Our User Research team saw an area ripe for discovery and developed an objective to better understand our mobile users. In particular, we wanted to know how they were using JSTOR on a mobile device and how their mobile activity fit into their larger workflow.
JSTOR is a digital library for the intellectually curious, and provides a platform for discovering and connecting research, images, and primary sources. Our biggest user group on JSTOR is student and faculty researchers, and one of our major goals is to support the academic research process. While most people think of researcher holed up in the stacks of a library, dozens of tabs open on their computer—our data suggested that users were conducting research in a variety of places and on a variety of devices, including mobile and tablet.
Although our analytics showed a stream of mobile traffic, we could not track users across devices and establish an understanding of their overall journey. For example, it was impossible to know whether someone was conducting research on their laptop at home, left to catch the bus to campus, and then started a new JSTOR session on their phone while riding to school.
Understanding the role of mobile use in users’ larger workflows was absolutely crucial to some significant product strategy decisions on the horizon. Internally, we were debating the merits of a separate JSTOR app versus a responsive site. To move forward on that decision, we needed additional qualitative data about the people using their phones to consult JSTOR.
We turned to Ethnio to help us reach this mobile audience. By leveraging Ethnio’s targeting capabilities, we were able to create a mobile-only live intercept. It popped up on users’ phones or tablets, asking them if they had “10 minutes right now?” Participants who answered the screener were contacted for a 10 minute interview within 30 minutes of opting-in.
The live component to the intercept, where we spoke to participants within 30 minutes of their initial response, gave us much richer data than other potential methods. Talking to someone in the moment of use is substantially different than asking them how they used our mobile site last week. This approach yielded incredible detail that is typically difficult to unearth from users’ memories when asked to describe their mobile use from days earlier.
During the interviews, we probed participants on where they were currently located and what they were doing and thinking about. We were able to conduct interviews with people who were walking across campus or riding the bus. We were also able to talk to participants about how they intended to continue their work from this point.
This is where one of the most critical findings emerged: many participants mentioned that they were planning to return to JSTOR later to continue their work on another device.
After this round of research, we made the major decision not to build a JSTOR app. Since we learned that work started on mobile is often continued on desktop and vice versa, we decided to prioritize an interface that works similarly and looks alike across devices. Although we decided not to build an app, we did make a decision to prioritize individual user accounts that could help these users save sources to their account for later and return to them easily.
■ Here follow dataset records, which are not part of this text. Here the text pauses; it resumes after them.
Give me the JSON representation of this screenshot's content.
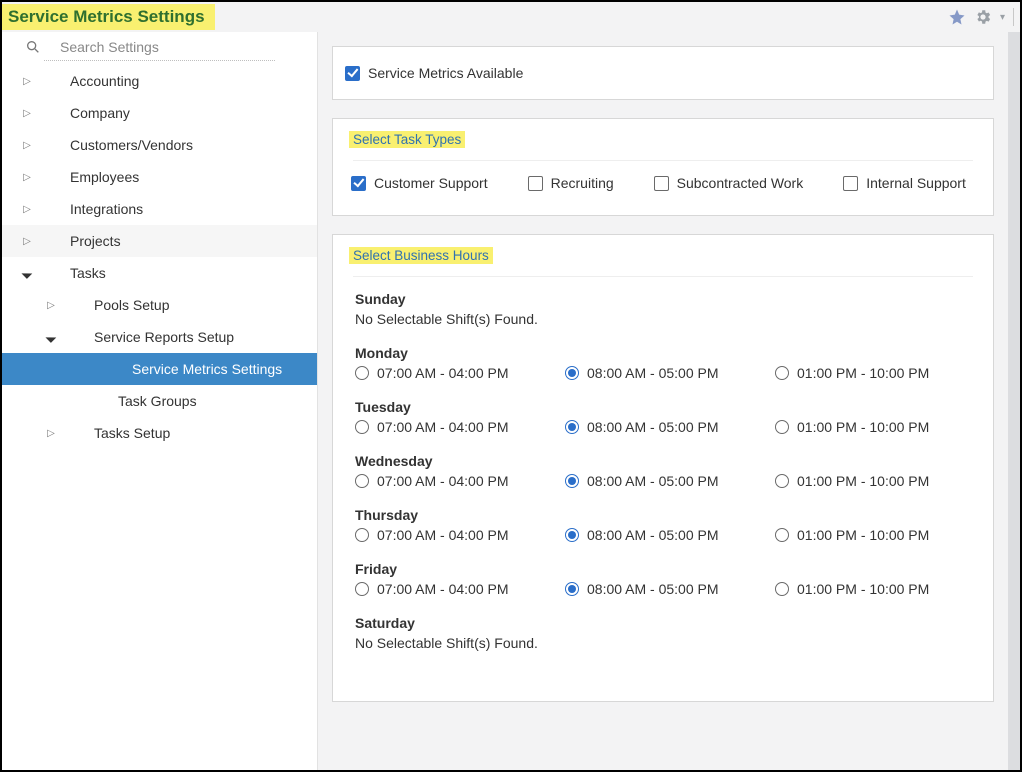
{
  "header": {
    "title": "Service Metrics Settings",
    "highlight_bg": "#f9f070",
    "title_color": "#2f6f2f"
  },
  "search": {
    "placeholder": "Search Settings"
  },
  "sidebar": {
    "items": [
      {
        "label": "Accounting",
        "level": 1,
        "expandable": true,
        "expanded": false
      },
      {
        "label": "Company",
        "level": 1,
        "expandable": true,
        "expanded": false
      },
      {
        "label": "Customers/Vendors",
        "level": 1,
        "expandable": true,
        "expanded": false
      },
      {
        "label": "Employees",
        "level": 1,
        "expandable": true,
        "expanded": false
      },
      {
        "label": "Integrations",
        "level": 1,
        "expandable": true,
        "expanded": false
      },
      {
        "label": "Projects",
        "level": 1,
        "expandable": true,
        "expanded": false,
        "shaded": true
      },
      {
        "label": "Tasks",
        "level": 1,
        "expandable": true,
        "expanded": true
      },
      {
        "label": "Pools Setup",
        "level": 2,
        "expandable": true,
        "expanded": false
      },
      {
        "label": "Service Reports Setup",
        "level": 2,
        "expandable": true,
        "expanded": true
      },
      {
        "label": "Service Metrics Settings",
        "level": 4,
        "selected": true
      },
      {
        "label": "Task Groups",
        "level": 3
      },
      {
        "label": "Tasks Setup",
        "level": 2,
        "expandable": true,
        "expanded": false
      }
    ]
  },
  "available": {
    "label": "Service Metrics Available",
    "checked": true
  },
  "taskTypes": {
    "title": "Select Task Types",
    "items": [
      {
        "label": "Customer Support",
        "checked": true
      },
      {
        "label": "Recruiting",
        "checked": false
      },
      {
        "label": "Subcontracted Work",
        "checked": false
      },
      {
        "label": "Internal Support",
        "checked": false
      }
    ]
  },
  "businessHours": {
    "title": "Select Business Hours",
    "no_shift_text": "No Selectable Shift(s) Found.",
    "days": [
      {
        "name": "Sunday",
        "shifts": []
      },
      {
        "name": "Monday",
        "shifts": [
          {
            "label": "07:00 AM - 04:00 PM",
            "selected": false
          },
          {
            "label": "08:00 AM - 05:00 PM",
            "selected": true
          },
          {
            "label": "01:00 PM - 10:00 PM",
            "selected": false
          }
        ]
      },
      {
        "name": "Tuesday",
        "shifts": [
          {
            "label": "07:00 AM - 04:00 PM",
            "selected": false
          },
          {
            "label": "08:00 AM - 05:00 PM",
            "selected": true
          },
          {
            "label": "01:00 PM - 10:00 PM",
            "selected": false
          }
        ]
      },
      {
        "name": "Wednesday",
        "shifts": [
          {
            "label": "07:00 AM - 04:00 PM",
            "selected": false
          },
          {
            "label": "08:00 AM - 05:00 PM",
            "selected": true
          },
          {
            "label": "01:00 PM - 10:00 PM",
            "selected": false
          }
        ]
      },
      {
        "name": "Thursday",
        "shifts": [
          {
            "label": "07:00 AM - 04:00 PM",
            "selected": false
          },
          {
            "label": "08:00 AM - 05:00 PM",
            "selected": true
          },
          {
            "label": "01:00 PM - 10:00 PM",
            "selected": false
          }
        ]
      },
      {
        "name": "Friday",
        "shifts": [
          {
            "label": "07:00 AM - 04:00 PM",
            "selected": false
          },
          {
            "label": "08:00 AM - 05:00 PM",
            "selected": true
          },
          {
            "label": "01:00 PM - 10:00 PM",
            "selected": false
          }
        ]
      },
      {
        "name": "Saturday",
        "shifts": []
      }
    ]
  },
  "colors": {
    "accent_blue": "#2a6ec9",
    "selected_row": "#3c88c7",
    "panel_border": "#d7d7d7",
    "body_bg": "#f3f3f4"
  }
}
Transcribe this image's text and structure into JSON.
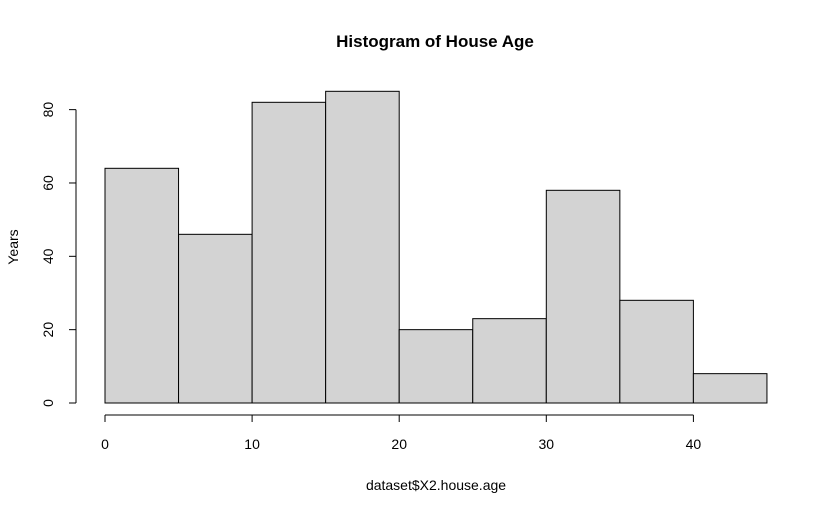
{
  "chart_data": {
    "type": "bar",
    "title": "Histogram of House Age",
    "xlabel": "dataset$X2.house.age",
    "ylabel": "Years",
    "bins": [
      {
        "start": 0,
        "end": 5,
        "count": 64
      },
      {
        "start": 5,
        "end": 10,
        "count": 46
      },
      {
        "start": 10,
        "end": 15,
        "count": 82
      },
      {
        "start": 15,
        "end": 20,
        "count": 85
      },
      {
        "start": 20,
        "end": 25,
        "count": 20
      },
      {
        "start": 25,
        "end": 30,
        "count": 23
      },
      {
        "start": 30,
        "end": 35,
        "count": 58
      },
      {
        "start": 35,
        "end": 40,
        "count": 28
      },
      {
        "start": 40,
        "end": 45,
        "count": 8
      }
    ],
    "xticks": [
      "0",
      "10",
      "20",
      "30",
      "40"
    ],
    "xtick_values": [
      0,
      10,
      20,
      30,
      40
    ],
    "yticks": [
      "0",
      "20",
      "40",
      "60",
      "80"
    ],
    "ytick_values": [
      0,
      20,
      40,
      60,
      80
    ],
    "xlim": [
      0,
      45
    ],
    "ylim": [
      0,
      85
    ],
    "grid": false,
    "bar_color": "#d3d3d3",
    "edge_color": "#000000"
  }
}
Our participants tended to focus on consistency as being critical for task completion while navigating from one device to another. It was clear that consistent UI between the mobile and desktop sites was the ideal direction for supporting these multi-device workflows. To make the case for a responsive site with a consistent interface, we created participant profiles, highlighting their research process as well as their preferred device and locations for working.
The below profile shows one of the participant’s workflows: she finds and saves content on her mobile device, prints the content from her computer, and reads the content on paper. The profile also shows a screenshot of the page she was on when she answered our intercept. We were able to identify the exact page because of Ethnio’s pass-through variables, which can provide the URL of the page a respondent was on at the moment of answering the screener.
Beyond product decisions, this round of research helped develop and refine our team’s user research practice. Initially, we were nervous to conduct interviews in the moment. The live intercepts forced us to be more nimble. As soon as someone answered the screener, we had to be ready to dive into an interview with an unknown participant and perhaps without the same level of preparation we would have for most research interviews. This fear is understandable, but by rising above it, we were able to master a new method and, of course, gather much richer data situated in a specific context.
This method is now part of our research toolbox. Targeting, pass-through variables, and intercepts are tools that we regularly leveraged using Ethnio, helping us reach our ideal audience at the ideal moment.